Would like to know when this can be supported. I really like the inspector for testing things, but this becomes a blocking issue when more than one resource is hosted on one host.

[rinormaloku]

Why isn't this being worked on? Is there some need for discussions, or just a matter of adding this feature?

Asking as this seems trivial to be added, and it is important to test MCP Servers.

[pksorensen]

the spec is clean on what it should do: https://modelcontextprotocol.io/specification/draft/basic/authorization#server-metadata-discovery

[pksorensen]

note that @claude desktop or code does not implement it either.

[shays10]

Nor does Cursor btw

[ptc-ccrabb]

@pksorensen This is about getting the protected resource metadata, not getting the authorization server metadata.

Section 5 of RFC9728 allows a protected resource to exactly specify the URL to use for the Protected Resource Metadata document. The Protected Resource Metadata will point the Client to an Authorization Server, at which point the Authorization Server Metadata Discovery algorithm (as you linked above) does apply.

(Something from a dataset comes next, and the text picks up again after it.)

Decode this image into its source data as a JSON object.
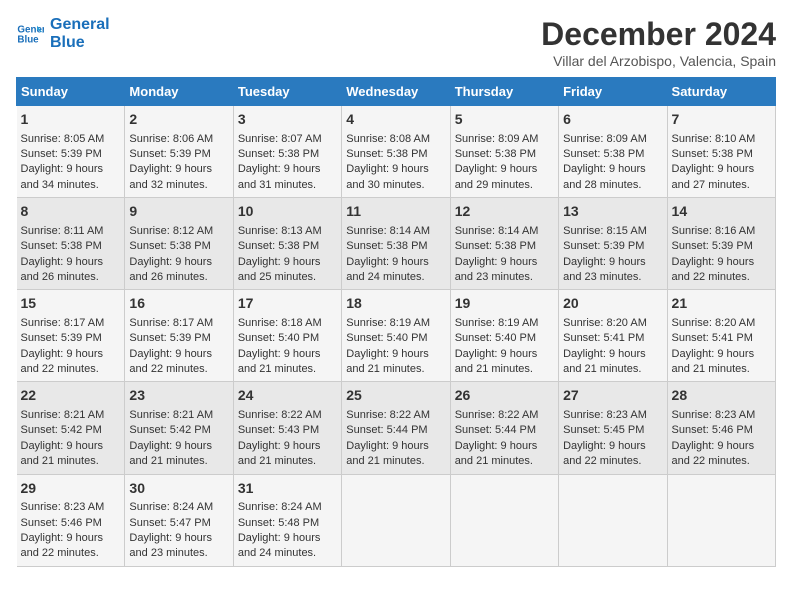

RFC9728 is pretty clear that the first request made should be to the resource itself, which will explain how it is protected. Discovery of protected resource metadata applies only if the resource isn't specific about where the protected resource metadata is.

It would be nice for MCP Inspector to follow the RFCs regardless of what other apps do.

[halllo]

RFC9728 is pretty clear that the first request made should be to the resource itself, which will explain how it is protected.

I absolutely agree.

The first request made should be to the resource itself, which will explain how it is protected. Then it should acquire the protected resource metadata based on the URI from the WWW-Authenticate. This makes so much more sense then having a set of hardcoded rules and trying out different URI permutations.

The MCP auth spec even shows it in this sequence diagram, that the first call is towards the resource (server) and then the second call goes to /.well-known/oauth-protected-resource.

For Authorization Server Metadata the spec made it very clear and even differentiated between path insertion and path appending. I don't understand why they didn't make it as clear for Protected Resource Metadata.